Wu Hong, Zhang Zhijian, Fang Yabo, Zhang Shaotang, Jiang Zuo, Huang Jian, Li Ping
School of Information Engineering, Qujing Normal University, Qujing 655000, China.
Faculty of Science, Kunming University of Science and Technology, Kunming 650031, China.
Math Biosci Eng. 2021 Mar 18;18(3):2614-2631. doi: 10.3934/mbe.2021133.
With the popularity of online social network these have become important platforms for the spread of information. This not only includes correct and useful information, but also false information, and even rumors which could result in panic. Therefore, the containment of rumor spread in social networks is important. In this paper, we propose an effective method that involves selecting a set of nodes in (k, η)-cores and immunize these nodes for rumor containment. First, we study rumor influence propagation in social networks under the extended Independent Cascade (EIC) model, an extension of the classic Independent Cascade (IC) model. Then, we decompose a social network into subgraphs via core decomposition of uncertain graphs and compute the number of immune nodes in each subgraph. Further we greedily select nodes with the Maximum Marginal Covering Neighbors Set as immune nodes. Finally, we conduct experiments using real-world datasets to evaluate our method. Experimental results show the effectiveness of our method.

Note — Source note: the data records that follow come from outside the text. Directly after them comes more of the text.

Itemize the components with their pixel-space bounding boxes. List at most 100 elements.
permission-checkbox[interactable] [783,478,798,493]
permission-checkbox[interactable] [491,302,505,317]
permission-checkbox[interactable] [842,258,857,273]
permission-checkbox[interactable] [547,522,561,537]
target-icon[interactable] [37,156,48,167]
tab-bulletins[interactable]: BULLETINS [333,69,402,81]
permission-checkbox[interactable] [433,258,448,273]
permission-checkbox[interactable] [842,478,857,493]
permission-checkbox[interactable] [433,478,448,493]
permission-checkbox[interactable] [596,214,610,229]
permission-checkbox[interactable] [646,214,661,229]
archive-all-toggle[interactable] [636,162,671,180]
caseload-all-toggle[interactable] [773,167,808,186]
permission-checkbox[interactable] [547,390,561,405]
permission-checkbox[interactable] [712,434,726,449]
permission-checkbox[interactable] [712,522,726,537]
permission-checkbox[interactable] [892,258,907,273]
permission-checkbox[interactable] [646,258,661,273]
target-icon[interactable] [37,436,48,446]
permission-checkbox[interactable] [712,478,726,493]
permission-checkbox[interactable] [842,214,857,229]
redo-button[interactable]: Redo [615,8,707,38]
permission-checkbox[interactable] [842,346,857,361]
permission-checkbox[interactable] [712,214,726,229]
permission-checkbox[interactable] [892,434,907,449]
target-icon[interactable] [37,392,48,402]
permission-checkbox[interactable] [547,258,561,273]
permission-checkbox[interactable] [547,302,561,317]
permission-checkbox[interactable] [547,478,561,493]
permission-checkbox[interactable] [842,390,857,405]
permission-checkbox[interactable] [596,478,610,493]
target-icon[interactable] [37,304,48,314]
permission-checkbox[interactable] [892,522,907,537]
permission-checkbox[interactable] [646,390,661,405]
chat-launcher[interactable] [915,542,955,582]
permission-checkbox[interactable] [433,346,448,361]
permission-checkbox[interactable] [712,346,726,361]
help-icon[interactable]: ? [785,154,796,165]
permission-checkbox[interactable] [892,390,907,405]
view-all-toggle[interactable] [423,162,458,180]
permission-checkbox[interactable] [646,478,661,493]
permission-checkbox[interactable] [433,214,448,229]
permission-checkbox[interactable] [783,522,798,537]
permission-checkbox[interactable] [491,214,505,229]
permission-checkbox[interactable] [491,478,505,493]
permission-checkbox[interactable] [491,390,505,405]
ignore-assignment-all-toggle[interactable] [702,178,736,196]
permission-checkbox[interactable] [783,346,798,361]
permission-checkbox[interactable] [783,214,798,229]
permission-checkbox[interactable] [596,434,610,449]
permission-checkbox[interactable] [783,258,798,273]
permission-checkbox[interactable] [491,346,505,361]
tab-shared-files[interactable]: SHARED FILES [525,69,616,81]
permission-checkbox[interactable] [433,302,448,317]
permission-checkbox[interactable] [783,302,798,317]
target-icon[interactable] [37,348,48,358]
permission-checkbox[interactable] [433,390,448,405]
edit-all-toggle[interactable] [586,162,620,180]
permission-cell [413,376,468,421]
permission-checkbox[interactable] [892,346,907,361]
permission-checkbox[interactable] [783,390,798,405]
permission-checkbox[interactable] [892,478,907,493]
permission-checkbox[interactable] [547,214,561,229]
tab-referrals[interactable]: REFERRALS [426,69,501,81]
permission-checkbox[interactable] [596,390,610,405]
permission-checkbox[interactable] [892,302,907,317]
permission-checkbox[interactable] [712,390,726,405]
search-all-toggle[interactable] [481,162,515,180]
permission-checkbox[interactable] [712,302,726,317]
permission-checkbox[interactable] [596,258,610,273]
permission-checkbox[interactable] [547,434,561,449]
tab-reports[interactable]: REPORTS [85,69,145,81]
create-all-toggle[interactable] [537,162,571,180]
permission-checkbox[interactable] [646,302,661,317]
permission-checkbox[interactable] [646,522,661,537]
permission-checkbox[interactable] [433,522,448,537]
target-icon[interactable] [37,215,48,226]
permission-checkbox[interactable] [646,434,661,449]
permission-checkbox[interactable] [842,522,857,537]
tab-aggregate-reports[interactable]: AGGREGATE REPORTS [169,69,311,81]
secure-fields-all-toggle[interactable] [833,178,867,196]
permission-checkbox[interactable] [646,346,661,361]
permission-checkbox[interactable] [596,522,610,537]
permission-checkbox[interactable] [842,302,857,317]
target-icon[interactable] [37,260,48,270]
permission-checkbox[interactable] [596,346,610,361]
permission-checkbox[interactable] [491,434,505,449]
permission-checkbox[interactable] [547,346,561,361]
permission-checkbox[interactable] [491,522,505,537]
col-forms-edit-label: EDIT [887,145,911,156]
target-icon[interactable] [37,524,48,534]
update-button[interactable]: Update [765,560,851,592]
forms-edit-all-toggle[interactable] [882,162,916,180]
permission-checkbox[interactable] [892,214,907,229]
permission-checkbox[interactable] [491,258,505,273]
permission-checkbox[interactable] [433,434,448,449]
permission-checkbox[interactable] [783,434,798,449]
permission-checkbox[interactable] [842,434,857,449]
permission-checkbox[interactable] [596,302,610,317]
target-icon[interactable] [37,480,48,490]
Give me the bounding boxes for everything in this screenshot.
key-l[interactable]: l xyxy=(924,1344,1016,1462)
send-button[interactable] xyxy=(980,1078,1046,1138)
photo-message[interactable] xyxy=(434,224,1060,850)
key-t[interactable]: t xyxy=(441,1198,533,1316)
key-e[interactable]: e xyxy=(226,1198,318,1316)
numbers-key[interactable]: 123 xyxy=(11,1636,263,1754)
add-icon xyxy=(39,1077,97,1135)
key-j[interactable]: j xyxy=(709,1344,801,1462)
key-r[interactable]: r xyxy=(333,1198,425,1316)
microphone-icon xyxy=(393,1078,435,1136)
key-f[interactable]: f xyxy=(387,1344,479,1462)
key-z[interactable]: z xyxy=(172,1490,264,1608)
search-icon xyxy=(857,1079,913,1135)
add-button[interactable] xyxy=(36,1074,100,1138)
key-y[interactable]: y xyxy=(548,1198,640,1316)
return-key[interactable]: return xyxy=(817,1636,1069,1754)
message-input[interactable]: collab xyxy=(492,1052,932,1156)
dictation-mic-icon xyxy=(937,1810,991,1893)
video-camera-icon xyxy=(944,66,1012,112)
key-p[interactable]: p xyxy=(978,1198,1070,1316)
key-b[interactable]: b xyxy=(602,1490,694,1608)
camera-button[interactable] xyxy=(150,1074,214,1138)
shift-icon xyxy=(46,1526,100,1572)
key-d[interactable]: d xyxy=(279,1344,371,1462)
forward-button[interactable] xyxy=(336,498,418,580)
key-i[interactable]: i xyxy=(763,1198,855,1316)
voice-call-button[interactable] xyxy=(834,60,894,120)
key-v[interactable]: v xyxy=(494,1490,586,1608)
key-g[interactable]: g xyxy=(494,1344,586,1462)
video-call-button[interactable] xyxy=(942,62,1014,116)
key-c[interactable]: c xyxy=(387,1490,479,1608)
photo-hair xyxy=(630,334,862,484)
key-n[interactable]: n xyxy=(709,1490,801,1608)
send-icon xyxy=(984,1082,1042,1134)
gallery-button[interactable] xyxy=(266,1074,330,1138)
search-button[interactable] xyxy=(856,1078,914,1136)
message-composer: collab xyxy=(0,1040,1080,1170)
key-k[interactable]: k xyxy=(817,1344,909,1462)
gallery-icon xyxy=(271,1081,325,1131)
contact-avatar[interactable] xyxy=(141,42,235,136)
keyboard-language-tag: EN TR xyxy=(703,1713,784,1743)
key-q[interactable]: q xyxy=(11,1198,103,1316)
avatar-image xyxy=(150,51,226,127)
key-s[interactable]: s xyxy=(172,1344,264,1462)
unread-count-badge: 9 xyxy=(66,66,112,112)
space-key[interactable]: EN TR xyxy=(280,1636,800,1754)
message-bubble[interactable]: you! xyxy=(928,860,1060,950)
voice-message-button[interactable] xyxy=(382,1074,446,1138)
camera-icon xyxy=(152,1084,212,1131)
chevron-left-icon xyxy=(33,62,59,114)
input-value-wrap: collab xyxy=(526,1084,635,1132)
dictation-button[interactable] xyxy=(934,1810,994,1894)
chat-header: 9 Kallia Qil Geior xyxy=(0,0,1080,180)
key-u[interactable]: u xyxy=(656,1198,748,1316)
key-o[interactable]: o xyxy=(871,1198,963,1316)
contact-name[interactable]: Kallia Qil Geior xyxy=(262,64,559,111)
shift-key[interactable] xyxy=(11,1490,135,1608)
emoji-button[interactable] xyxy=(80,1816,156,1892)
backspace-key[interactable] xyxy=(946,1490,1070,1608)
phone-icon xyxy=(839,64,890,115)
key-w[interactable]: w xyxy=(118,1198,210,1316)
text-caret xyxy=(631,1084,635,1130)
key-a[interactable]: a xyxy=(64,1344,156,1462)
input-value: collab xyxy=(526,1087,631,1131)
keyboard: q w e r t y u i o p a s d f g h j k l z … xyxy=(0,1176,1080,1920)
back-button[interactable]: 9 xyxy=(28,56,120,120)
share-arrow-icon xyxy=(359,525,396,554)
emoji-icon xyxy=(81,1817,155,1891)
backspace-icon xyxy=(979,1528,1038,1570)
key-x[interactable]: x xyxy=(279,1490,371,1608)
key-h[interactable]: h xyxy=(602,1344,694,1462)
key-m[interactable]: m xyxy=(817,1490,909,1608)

随着在线社交网络的普及,这些网络已成为信息传播的重要平台。这不仅包括正确且有用的信息,还包括虚假信息,甚至可能导致恐慌的谣言。因此,遏制社交网络中的谣言传播至关重要。在本文中,我们提出了一种有效的方法,该方法涉及在(k, η)-核中选择一组节点并对这些节点进行免疫以遏制谣言。首先,我们在扩展独立级联(EIC)模型(经典独立级联(IC)模型的扩展)下研究社交网络中的谣言影响传播。然后,我们通过不确定图的核心分解将社交网络分解为子图,并计算每个子图中的免疫节点数量。进一步地,我们贪婪地选择具有最大边际覆盖邻居集的节点作为免疫节点。最后,我们使用真实世界数据集进行实验以评估我们的方法。实验结果表明了我们方法的有效性。